Despite the numerous advances in the field of in vitro fertilisation (IVF) and intracytoplasmic sperm injection (ICSI), the maximum implantation rate per embryo transferred is still approximately 30%. Even if both ovum pick-up and fertilization occur successfully in the process of IVF, there is a large unexplained gap between successful embryo transfer and occurrence of pregnancy. Implantation failure presents a major clinical challenge and is a cause of considerable stress to patients and clinicians in assisted reproductive technology (ART). Besides the psychological and physical burden of each IVF treatment cycle, it also adds to the considerable costs associated with fertility treatment . If progress is to be made in improving implantation rates, a greater understanding of the factors which determine successful implantation is required.
Implantation failure could be due to the embryo, uterine environment or a combination of both. Even minor uterine cavity abnormalities, such as endometrial polyps, small submucous myomas, adhesions, and septa are considered to have a negative impact on the chance to conceive through IVF . The prevalence of unsuspected intrauterine abnormalities, diagnosed by hysteroscopy prior to IVF, has been reported to be 11–45% [3–13]. Therefore, it has been proposed that these abnormalities should be diagnosed and treated in order to optimize the condition of the uterine environment and thus the outcome of IVF treatment. However, this recommendation is not based on high quality evidence [3, 5, 7–10]. In addition, the benefits of hysteroscopy in patients who will undergo a first IVF/ICSI treatment have not yet been investigated.

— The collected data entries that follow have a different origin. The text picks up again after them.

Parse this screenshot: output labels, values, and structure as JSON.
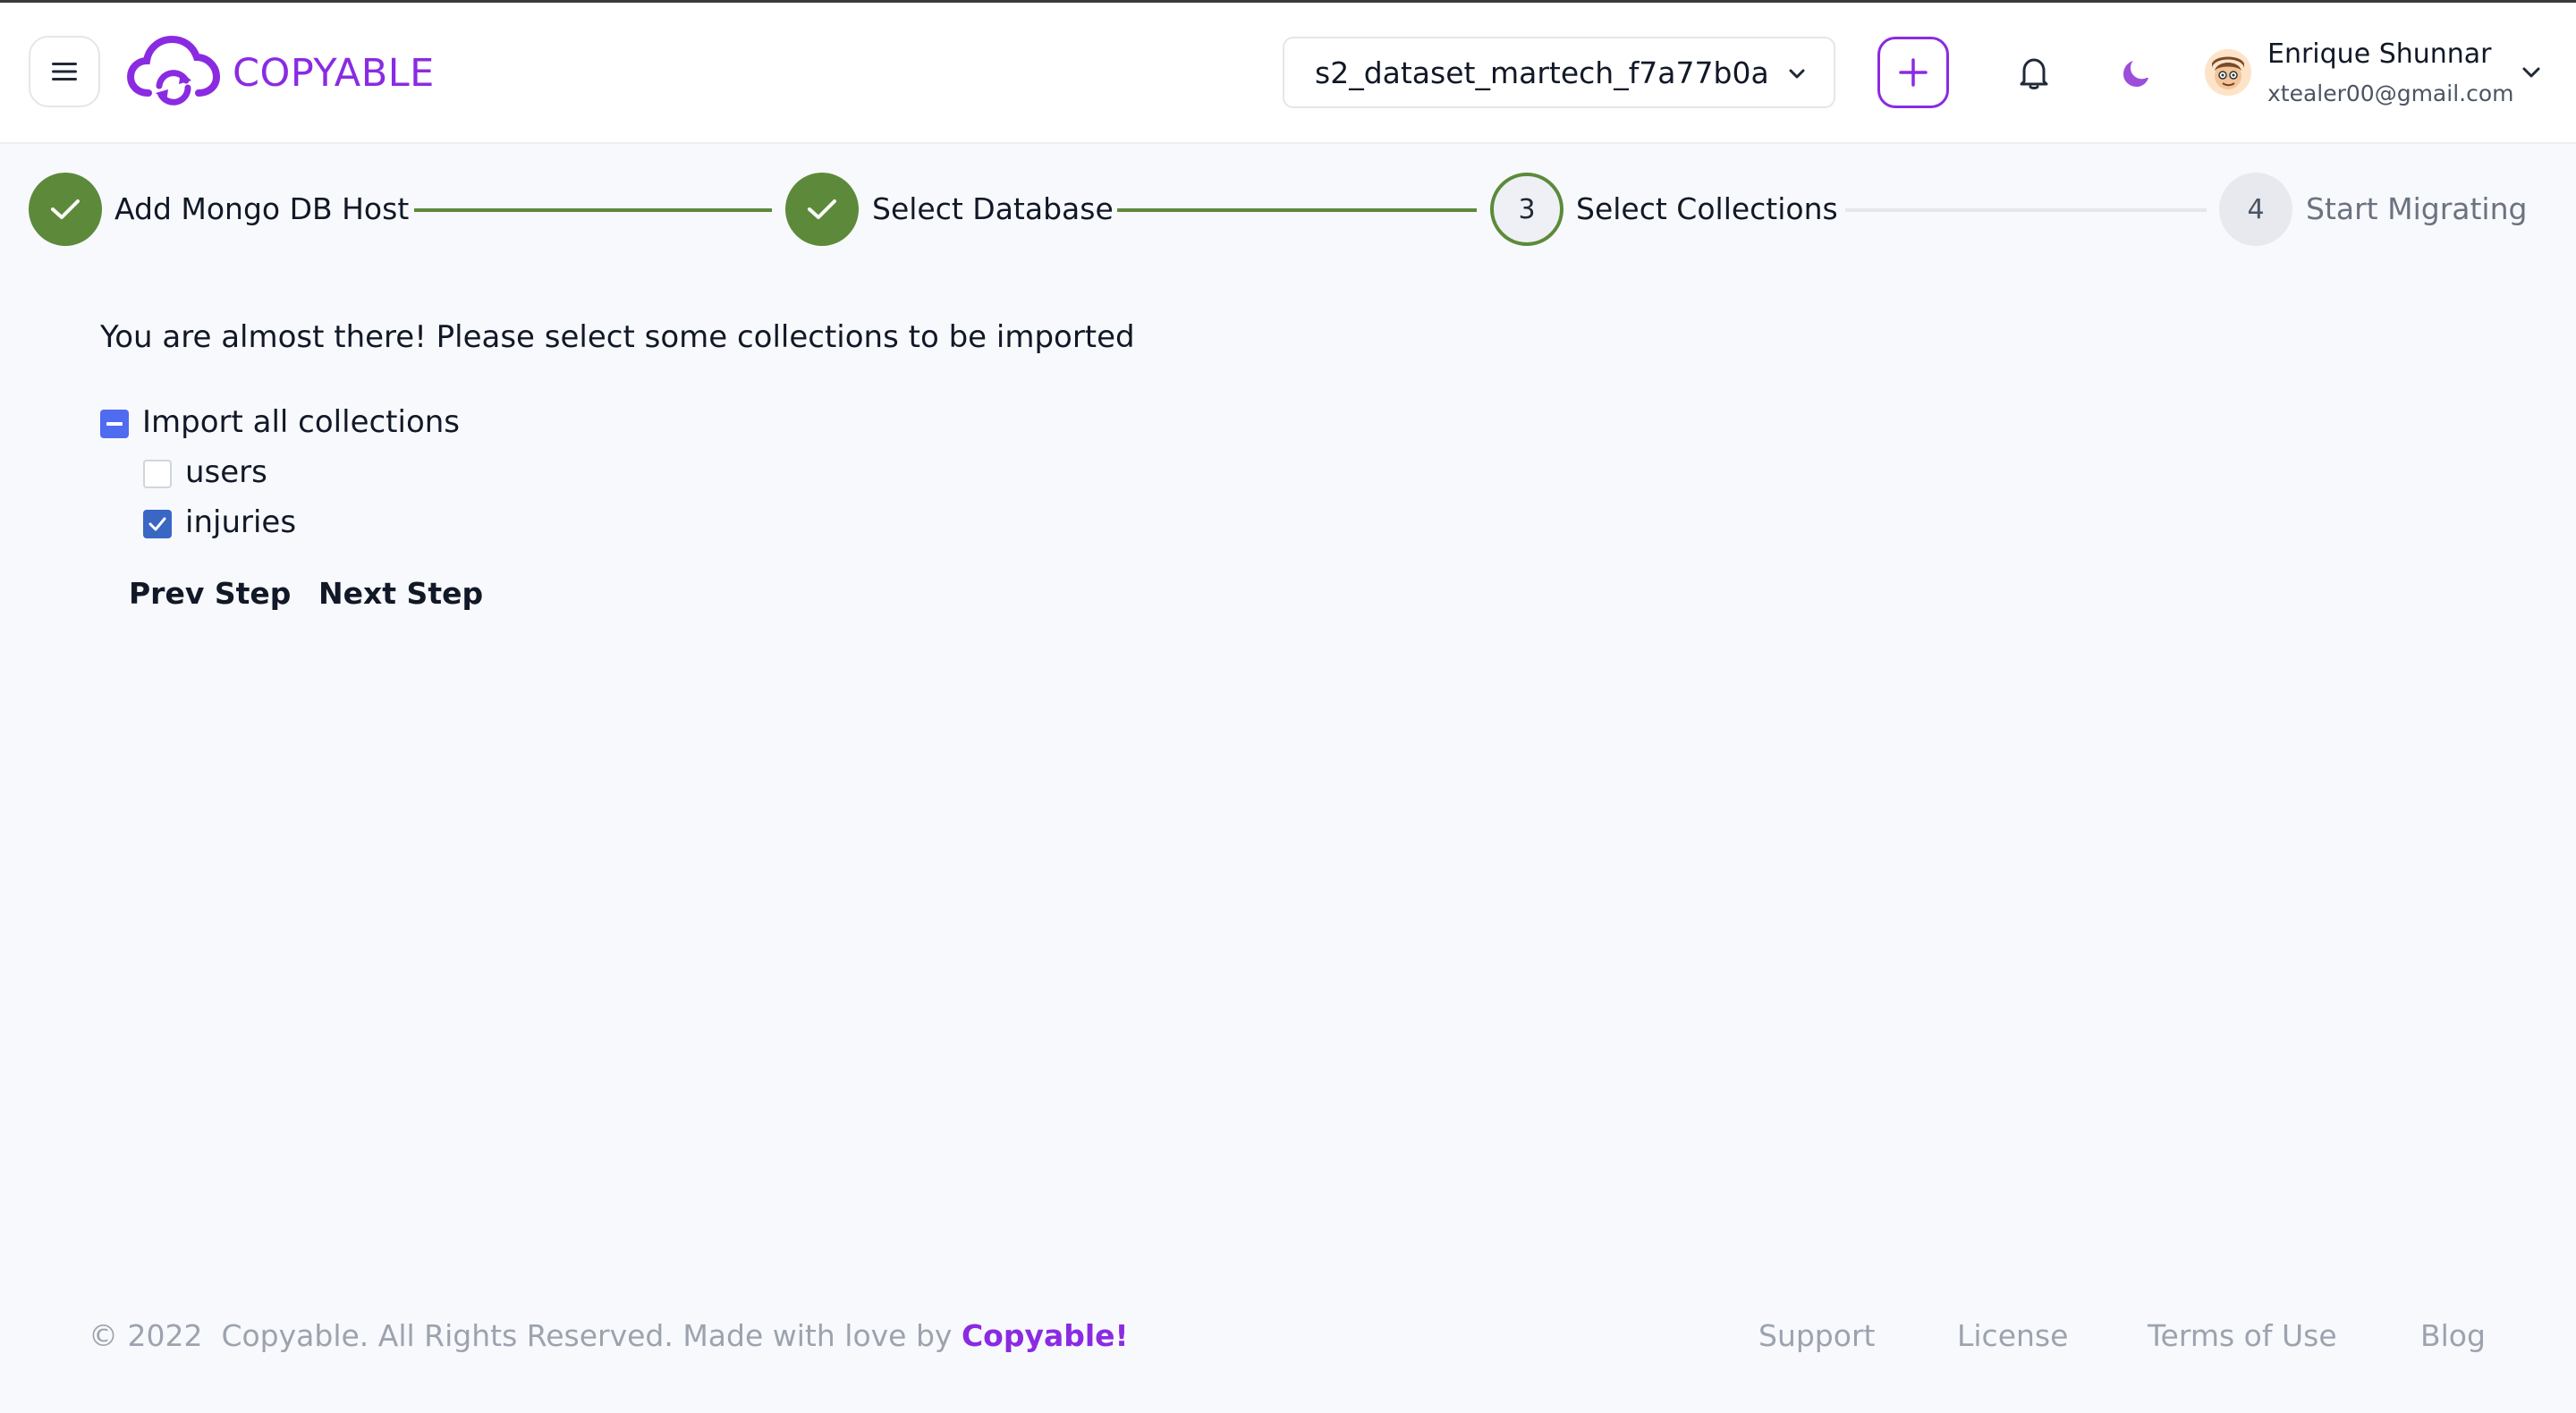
{
  "header": {
    "brand": "COPYABLE",
    "database_select": {
      "value": "s2_dataset_martech_f7a77b0a"
    },
    "user": {
      "name": "Enrique Shunnar",
      "email": "xtealer00@gmail.com"
    }
  },
  "stepper": {
    "steps": [
      {
        "number": "1",
        "label": "Add Mongo DB Host",
        "status": "complete"
      },
      {
        "number": "2",
        "label": "Select Database",
        "status": "complete"
      },
      {
        "number": "3",
        "label": "Select Collections",
        "status": "current"
      },
      {
        "number": "4",
        "label": "Start Migrating",
        "status": "pending"
      }
    ]
  },
  "main": {
    "intro": "You are almost there! Please select some collections to be imported",
    "import_all": {
      "label": "Import all collections",
      "state": "indeterminate"
    },
    "collections": [
      {
        "label": "users",
        "checked": false
      },
      {
        "label": "injuries",
        "checked": true
      }
    ],
    "prev_label": "Prev Step",
    "next_label": "Next Step"
  },
  "footer": {
    "copyright": "© 2022  Copyable. All Rights Reserved. Made with love by",
    "brand": "Copyable!",
    "links": [
      "Support",
      "License",
      "Terms of Use",
      "Blog"
    ]
  },
  "colors": {
    "brand": "#8a2be2",
    "step_complete": "#5c8a3a",
    "checkbox_indeterminate": "#4f6bf0",
    "checkbox_checked": "#3a66c4"
  },
  "icons": [
    "menu-icon",
    "cloud-sync-logo-icon",
    "chevron-down-icon",
    "plus-icon",
    "bell-icon",
    "moon-icon",
    "checkmark-icon"
  ]
}
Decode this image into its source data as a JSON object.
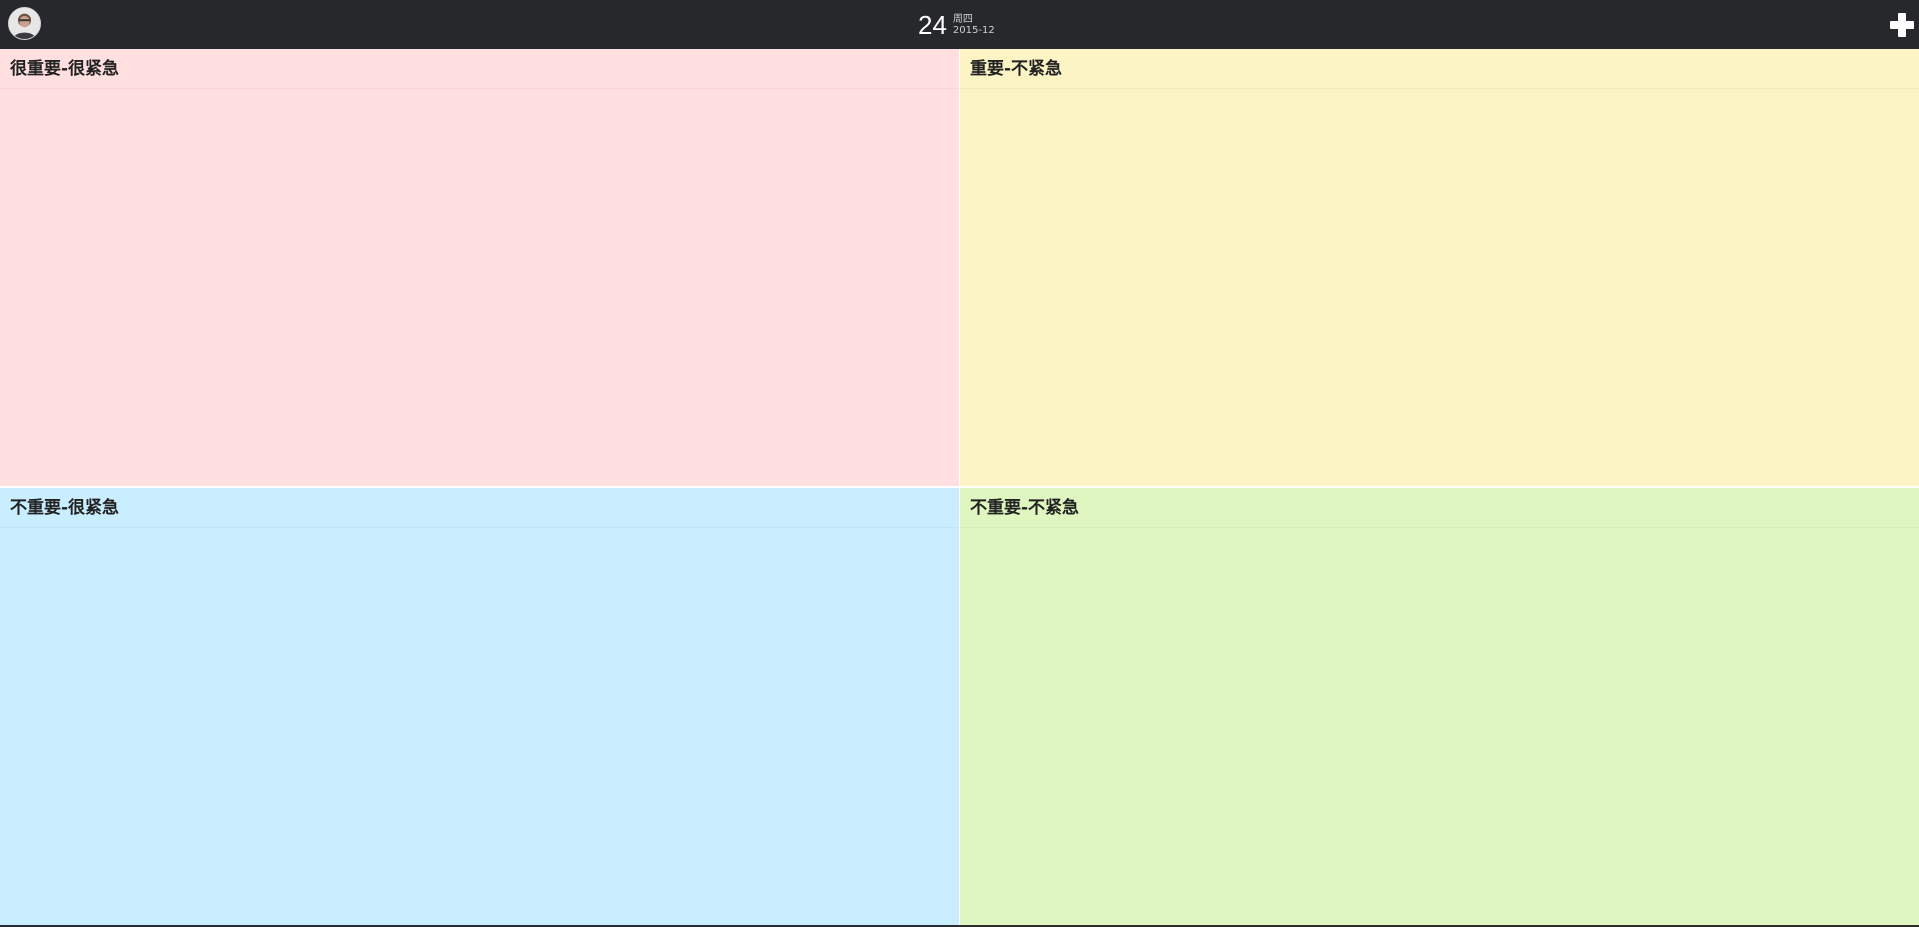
{
  "header": {
    "avatar_icon": "user-avatar-icon",
    "date": {
      "day": "24",
      "weekday": "周四",
      "year_month": "2015-12"
    },
    "add_icon": "plus-icon"
  },
  "quadrants": [
    {
      "title": "很重要-很紧急",
      "color": "#ffdfdf"
    },
    {
      "title": "重要-不紧急",
      "color": "#fcf4c5"
    },
    {
      "title": "不重要-很紧急",
      "color": "#c9eeff"
    },
    {
      "title": "不重要-不紧急",
      "color": "#e0f6c0"
    }
  ]
}
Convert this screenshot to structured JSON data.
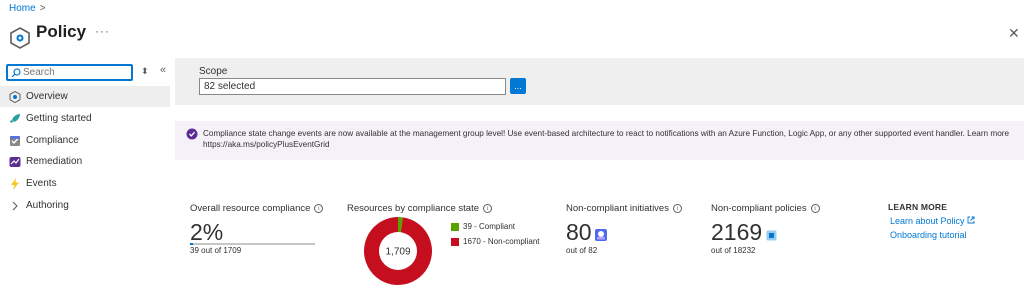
{
  "breadcrumb": {
    "home": "Home",
    "separator": ">"
  },
  "header": {
    "title": "Policy",
    "more": "···",
    "close": "✕"
  },
  "sidebar": {
    "search_placeholder": "Search",
    "items": [
      {
        "label": "Overview",
        "icon": "policy-overview-icon"
      },
      {
        "label": "Getting started",
        "icon": "rocket-icon"
      },
      {
        "label": "Compliance",
        "icon": "compliance-icon"
      },
      {
        "label": "Remediation",
        "icon": "remediation-icon"
      },
      {
        "label": "Events",
        "icon": "lightning-icon"
      },
      {
        "label": "Authoring",
        "icon": "chevron-right-icon"
      }
    ]
  },
  "scope": {
    "label": "Scope",
    "value": "82 selected",
    "button": "..."
  },
  "banner": {
    "text": "Compliance state change events are now available at the management group level! Use event-based architecture to react to notifications with an Azure Function, Logic App, or any other supported event handler. Learn more https://aka.ms/policyPlusEventGrid"
  },
  "metrics": {
    "overall": {
      "title": "Overall resource compliance",
      "value": "2%",
      "sub": "39 out of 1709",
      "fraction": 0.0228
    },
    "by_state": {
      "title": "Resources by compliance state",
      "center": "1,709",
      "legend": [
        {
          "label": "39 - Compliant",
          "color": "#57a300"
        },
        {
          "label": "1670 - Non-compliant",
          "color": "#c50f1f"
        }
      ]
    },
    "initiatives": {
      "title": "Non-compliant initiatives",
      "value": "80",
      "sub": "out of 82"
    },
    "policies": {
      "title": "Non-compliant policies",
      "value": "2169",
      "sub": "out of 18232"
    }
  },
  "learn_more": {
    "title": "LEARN MORE",
    "links": [
      "Learn about Policy",
      "Onboarding tutorial"
    ]
  },
  "chart_data": {
    "type": "pie",
    "categories": [
      "Compliant",
      "Non-compliant"
    ],
    "values": [
      39,
      1670
    ],
    "colors": [
      "#57a300",
      "#c50f1f"
    ]
  }
}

At present, the basic work-up for evaluation of the uterine cavity prior to IVF consists of transvaginal ultrasound, possibly followed by saline infusion sonography (SIS), hysterosalpingography (HSG) or hysteroscopy. The accuracy of HSG in assessment of the uterine cavity integrity in subfertile patients has been reported to be rather disappointing [14, 15]. SIS is increasingly considered to be useful in diagnosing intrauterine abnormalities. It is an inexpensive, non-invasive diagnostic test, and has been proven to be very accurate [16, 17]. Yet hysteroscopy is still considered to be the gold standard. It has become easy to perform in an outpatient clinic without anesthesia. Moreover, hysteroscopy enables diagnosis and treatment of intrauterine pathology in the same setting.
The NVOG (Dutch society of Obstetrics and Gynaecology) as well as the ESHRE (European Society for Human Reproduction and Embryology) and RCOG (Royal College of Obstetricians and Gynaecologists) do not recommend SIS nor hysteroscopy as initial investigation prior to starting IVF [18–20]. It has been argued that the significance of treating unsuspected intrauterine abnormalities has not yet been proven.
So far, none of the guidelines considered the most recent literature on this topic. In a retrospective cohort analysis, Gera et al. compared the pregnancy rate after operative hysteroscopy of patients with intrauterine abnormalities at SIS to the pregnancy rate of patients with a normal uterine cavity. A 31.6% increase in pregnancy rate was observed after treatment of detected abnormalities . Furthermore, two randomized trials reported exceptional improvements in pregnancy rates after office hysteroscopy and instant treatment of detected pathology in patients after two failed IVF attempts. Intervention resulted in a 9–13% increase in clinical pregnancy rate in the subsequent IVF cycle [7, 9]. These results endorsed the findings of other, previously published prospective studies [3, 5]. Despite some methodological weaknesses in the study design, the results of these studies indicate a trend towards a beneficial effect of screening hysteroscopy on IVF outcome. This finding, combined with the observed high prevalence of intrauterine abnormalities, has led to a general debate on the beneficial effect of pre-IVF work-up of the uterine cavity.
The current study aims to clarify the additive value of routine SIS and/or hysteroscopy prior to IVF/ICSI . Also, patient preferences and the cost-effectiveness of these tests as routine procedures for assessment of the uterine cavity prior to starting IVF will be assessed.